Les Pays-Bas sont sous pression pour traiter la crise de l'azote, notamment en raison des décisions contraignantes des tribunaux néerlandais et de la Cour de justice européenne, qui ont jugé que le pays ne fait pas assez pour réduire ses émissions d'azote. En raison des zones Natura2000, les Pays-Bas auraient dû agir depuis une vingtaine d'années « pour améliorer la nature », et avaient alors décidé de réduire les émissions d'azote.
Le secteur agricole est au cœur de ce débat, car il reste l'un des principaux émetteurs d'azote aux Pays-Bas. Cela a conduit à des appels pour une réduction significative du cheptel, une proposition controversée pour de nombreux agriculteurs. Cela a engendré des protestations de la part des agriculteurs, la création et l'essor d'un nouveau parti rural favorable aux agriculteurs (BBB), mais les Pays-Bas ne respectent toujours pas les accords antérieurs avec l'UE.
En politique néerlandaise, le PVV et le BBB s'opposent fermement à la « réduction obligatoire du cheptel » en raison des règles européennes environnementales et naturelles contraignantes. Les partis VVD et CDA expriment également de fortes réserves, tandis qu'ailleurs en Europe les agriculteurs protestent contre les mesures d'amélioration de la nature dans l'agriculture. Lors des négociations en cours sur la formation d'une nouvelle coalition gouvernementale néerlandaise, cette question pourrait constituer un obstacle majeur.
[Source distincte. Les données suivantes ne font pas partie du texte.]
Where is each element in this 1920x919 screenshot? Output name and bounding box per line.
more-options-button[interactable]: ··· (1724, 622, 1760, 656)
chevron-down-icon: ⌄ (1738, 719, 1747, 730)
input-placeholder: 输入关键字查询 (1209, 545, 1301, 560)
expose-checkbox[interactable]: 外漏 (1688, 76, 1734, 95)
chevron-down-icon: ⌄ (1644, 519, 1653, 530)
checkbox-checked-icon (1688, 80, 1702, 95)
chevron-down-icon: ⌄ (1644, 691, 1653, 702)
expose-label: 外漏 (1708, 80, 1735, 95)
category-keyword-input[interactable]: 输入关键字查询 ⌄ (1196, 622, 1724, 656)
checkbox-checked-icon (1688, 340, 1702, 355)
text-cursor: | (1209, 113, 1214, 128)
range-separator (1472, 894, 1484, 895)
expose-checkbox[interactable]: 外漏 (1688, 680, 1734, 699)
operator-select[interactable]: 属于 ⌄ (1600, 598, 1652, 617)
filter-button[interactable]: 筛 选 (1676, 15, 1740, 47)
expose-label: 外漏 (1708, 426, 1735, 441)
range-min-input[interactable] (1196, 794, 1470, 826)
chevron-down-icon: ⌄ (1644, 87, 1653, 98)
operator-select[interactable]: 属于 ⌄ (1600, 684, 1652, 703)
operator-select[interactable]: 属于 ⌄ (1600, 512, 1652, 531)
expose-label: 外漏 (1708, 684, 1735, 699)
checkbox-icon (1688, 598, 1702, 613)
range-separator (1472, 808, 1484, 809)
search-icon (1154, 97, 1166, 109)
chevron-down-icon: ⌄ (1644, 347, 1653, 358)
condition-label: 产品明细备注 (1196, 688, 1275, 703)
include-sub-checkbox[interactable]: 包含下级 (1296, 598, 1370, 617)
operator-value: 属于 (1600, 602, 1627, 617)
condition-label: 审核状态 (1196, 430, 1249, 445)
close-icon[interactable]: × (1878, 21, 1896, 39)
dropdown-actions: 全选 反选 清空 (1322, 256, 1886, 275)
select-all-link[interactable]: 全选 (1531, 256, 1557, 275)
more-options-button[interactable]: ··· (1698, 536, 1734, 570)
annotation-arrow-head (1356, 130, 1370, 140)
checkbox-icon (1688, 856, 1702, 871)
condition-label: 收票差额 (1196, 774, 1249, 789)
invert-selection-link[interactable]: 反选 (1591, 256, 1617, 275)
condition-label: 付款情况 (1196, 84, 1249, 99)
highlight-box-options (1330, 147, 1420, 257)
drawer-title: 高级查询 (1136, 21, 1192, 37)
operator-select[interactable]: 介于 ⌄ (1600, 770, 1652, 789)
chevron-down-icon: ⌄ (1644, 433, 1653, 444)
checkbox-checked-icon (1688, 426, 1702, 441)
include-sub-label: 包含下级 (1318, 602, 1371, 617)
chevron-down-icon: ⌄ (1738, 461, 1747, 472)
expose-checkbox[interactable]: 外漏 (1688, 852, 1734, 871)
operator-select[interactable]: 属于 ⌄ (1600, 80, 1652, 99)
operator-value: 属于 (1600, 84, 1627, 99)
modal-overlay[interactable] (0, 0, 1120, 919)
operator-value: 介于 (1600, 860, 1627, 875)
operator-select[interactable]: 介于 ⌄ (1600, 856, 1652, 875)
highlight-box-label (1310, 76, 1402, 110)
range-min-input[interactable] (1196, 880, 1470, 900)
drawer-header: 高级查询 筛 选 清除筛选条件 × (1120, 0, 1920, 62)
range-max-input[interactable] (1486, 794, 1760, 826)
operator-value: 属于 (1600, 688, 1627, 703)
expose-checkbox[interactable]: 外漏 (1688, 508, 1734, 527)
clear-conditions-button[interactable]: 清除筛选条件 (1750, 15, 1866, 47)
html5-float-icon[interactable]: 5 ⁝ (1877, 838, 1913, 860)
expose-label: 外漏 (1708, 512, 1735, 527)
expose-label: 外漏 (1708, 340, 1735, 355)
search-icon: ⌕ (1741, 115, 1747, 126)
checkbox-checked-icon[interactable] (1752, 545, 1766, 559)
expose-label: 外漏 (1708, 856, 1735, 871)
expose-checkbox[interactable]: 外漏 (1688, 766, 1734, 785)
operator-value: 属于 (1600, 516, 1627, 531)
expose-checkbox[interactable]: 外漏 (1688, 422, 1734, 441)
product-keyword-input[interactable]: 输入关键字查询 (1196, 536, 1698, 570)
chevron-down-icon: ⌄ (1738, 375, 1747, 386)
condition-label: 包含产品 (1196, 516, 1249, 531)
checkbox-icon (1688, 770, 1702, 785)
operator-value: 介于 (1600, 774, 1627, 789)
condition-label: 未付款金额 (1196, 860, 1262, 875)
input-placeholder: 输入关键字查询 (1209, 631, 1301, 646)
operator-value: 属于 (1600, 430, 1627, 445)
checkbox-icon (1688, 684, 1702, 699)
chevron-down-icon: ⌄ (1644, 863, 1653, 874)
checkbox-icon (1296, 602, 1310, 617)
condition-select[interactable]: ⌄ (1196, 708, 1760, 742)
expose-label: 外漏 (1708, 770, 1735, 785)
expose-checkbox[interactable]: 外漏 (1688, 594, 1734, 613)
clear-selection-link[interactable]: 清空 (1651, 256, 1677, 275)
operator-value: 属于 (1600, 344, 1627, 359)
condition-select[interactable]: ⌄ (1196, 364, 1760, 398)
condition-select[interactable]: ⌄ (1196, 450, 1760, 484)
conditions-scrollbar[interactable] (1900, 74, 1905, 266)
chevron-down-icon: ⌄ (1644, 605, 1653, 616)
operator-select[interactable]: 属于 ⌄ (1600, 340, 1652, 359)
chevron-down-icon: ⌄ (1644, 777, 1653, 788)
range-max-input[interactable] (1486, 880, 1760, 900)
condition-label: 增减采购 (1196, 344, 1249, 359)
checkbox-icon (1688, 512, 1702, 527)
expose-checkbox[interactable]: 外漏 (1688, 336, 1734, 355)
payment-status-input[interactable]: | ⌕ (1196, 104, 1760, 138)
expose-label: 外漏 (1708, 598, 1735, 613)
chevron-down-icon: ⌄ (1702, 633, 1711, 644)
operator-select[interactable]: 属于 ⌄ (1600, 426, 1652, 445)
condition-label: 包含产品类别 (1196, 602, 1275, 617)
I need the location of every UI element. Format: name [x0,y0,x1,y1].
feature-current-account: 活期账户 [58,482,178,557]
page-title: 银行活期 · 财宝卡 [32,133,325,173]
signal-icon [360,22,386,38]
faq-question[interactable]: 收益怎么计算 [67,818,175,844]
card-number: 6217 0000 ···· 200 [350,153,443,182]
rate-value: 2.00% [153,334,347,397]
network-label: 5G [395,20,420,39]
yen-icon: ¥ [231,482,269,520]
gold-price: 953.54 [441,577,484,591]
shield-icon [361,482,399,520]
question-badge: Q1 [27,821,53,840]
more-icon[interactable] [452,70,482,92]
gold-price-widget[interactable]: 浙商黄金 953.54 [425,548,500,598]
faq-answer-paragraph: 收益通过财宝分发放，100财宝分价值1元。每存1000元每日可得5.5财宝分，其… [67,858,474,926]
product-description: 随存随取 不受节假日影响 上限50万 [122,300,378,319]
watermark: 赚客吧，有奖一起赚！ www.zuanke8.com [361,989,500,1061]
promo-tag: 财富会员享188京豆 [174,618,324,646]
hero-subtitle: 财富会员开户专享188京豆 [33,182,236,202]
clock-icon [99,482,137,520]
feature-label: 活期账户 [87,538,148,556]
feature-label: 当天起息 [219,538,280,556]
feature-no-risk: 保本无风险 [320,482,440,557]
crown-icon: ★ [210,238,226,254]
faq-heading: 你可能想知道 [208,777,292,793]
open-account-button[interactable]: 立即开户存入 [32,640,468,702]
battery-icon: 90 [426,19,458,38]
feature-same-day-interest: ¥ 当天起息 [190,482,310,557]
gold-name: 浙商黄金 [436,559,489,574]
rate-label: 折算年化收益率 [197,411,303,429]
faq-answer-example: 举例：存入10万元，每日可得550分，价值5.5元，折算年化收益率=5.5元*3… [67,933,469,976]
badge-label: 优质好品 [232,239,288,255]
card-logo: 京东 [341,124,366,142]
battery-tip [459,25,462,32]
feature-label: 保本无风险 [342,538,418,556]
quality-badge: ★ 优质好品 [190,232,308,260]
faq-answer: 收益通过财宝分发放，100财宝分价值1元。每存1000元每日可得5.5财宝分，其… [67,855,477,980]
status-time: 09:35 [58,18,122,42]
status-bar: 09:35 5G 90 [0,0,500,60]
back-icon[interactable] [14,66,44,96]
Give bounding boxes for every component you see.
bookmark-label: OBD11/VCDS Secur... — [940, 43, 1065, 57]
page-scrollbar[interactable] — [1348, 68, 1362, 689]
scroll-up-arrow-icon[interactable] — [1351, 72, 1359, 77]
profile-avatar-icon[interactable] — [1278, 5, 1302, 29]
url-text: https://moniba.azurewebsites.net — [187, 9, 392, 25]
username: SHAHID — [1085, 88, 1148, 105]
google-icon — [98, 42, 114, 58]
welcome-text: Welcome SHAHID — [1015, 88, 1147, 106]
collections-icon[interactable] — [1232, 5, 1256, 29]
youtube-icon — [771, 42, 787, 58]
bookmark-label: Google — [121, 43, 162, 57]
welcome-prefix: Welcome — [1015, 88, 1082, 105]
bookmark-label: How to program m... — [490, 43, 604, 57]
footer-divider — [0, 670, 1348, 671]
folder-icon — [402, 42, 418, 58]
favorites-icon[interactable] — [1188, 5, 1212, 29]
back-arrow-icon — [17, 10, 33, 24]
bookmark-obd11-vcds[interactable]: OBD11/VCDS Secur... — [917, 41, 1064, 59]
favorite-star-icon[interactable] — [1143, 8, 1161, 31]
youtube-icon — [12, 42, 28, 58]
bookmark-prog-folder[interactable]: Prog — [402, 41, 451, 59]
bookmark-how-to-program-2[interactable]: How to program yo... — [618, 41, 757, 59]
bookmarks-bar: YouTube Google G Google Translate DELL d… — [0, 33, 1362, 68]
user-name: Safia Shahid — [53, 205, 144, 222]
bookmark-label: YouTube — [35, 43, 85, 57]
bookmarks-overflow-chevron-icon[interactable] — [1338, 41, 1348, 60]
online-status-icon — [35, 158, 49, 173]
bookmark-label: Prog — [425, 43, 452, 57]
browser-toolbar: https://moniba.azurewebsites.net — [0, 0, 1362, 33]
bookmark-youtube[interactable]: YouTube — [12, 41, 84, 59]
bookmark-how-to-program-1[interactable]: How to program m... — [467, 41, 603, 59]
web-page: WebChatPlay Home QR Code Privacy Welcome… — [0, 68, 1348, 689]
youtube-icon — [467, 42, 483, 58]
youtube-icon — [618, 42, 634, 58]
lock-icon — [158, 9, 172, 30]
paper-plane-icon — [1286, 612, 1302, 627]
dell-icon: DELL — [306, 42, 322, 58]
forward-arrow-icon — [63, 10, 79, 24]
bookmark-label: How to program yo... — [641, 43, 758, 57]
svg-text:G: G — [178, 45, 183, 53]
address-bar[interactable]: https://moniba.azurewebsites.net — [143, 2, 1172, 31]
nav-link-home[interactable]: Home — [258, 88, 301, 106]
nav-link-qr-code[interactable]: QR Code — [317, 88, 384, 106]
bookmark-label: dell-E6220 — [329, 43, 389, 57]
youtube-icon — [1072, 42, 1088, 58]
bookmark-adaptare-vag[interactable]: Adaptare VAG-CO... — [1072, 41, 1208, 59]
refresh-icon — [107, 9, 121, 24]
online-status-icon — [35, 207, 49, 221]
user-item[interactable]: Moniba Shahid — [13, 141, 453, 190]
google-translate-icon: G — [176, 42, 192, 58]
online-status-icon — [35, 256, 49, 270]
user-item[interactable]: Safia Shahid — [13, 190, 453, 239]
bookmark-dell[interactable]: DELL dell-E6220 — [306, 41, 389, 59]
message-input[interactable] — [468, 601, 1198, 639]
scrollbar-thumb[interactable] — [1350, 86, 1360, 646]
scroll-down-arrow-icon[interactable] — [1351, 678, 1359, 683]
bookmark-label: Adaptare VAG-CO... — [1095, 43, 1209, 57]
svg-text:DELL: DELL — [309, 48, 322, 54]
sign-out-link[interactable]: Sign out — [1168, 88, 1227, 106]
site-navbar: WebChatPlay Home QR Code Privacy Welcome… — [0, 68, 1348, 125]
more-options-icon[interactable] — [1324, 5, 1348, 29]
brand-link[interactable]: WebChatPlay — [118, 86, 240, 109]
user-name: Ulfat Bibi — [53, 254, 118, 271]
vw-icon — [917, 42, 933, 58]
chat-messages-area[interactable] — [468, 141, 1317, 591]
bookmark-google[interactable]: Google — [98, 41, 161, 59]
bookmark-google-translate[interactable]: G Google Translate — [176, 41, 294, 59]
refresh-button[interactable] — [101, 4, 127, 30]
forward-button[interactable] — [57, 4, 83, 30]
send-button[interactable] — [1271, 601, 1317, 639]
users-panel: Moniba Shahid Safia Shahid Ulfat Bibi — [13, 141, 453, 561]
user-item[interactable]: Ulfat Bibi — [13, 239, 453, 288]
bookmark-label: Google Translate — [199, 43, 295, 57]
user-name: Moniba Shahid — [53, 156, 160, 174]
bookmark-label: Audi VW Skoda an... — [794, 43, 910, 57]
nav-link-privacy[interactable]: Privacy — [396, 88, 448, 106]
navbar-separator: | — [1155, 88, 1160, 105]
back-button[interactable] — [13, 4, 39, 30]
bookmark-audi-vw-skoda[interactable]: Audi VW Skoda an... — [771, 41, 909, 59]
Le débat autour de l'azote demeure donc un défi pour les Pays-Bas, qui tentent de trouver un équilibre entre la protection de l'environnement et le soutien au secteur agricole. Avec la pression croissante des instances nationales et européennes, cela restera dans les années à venir un des principaux défis pour la politique et les décideurs néerlandais.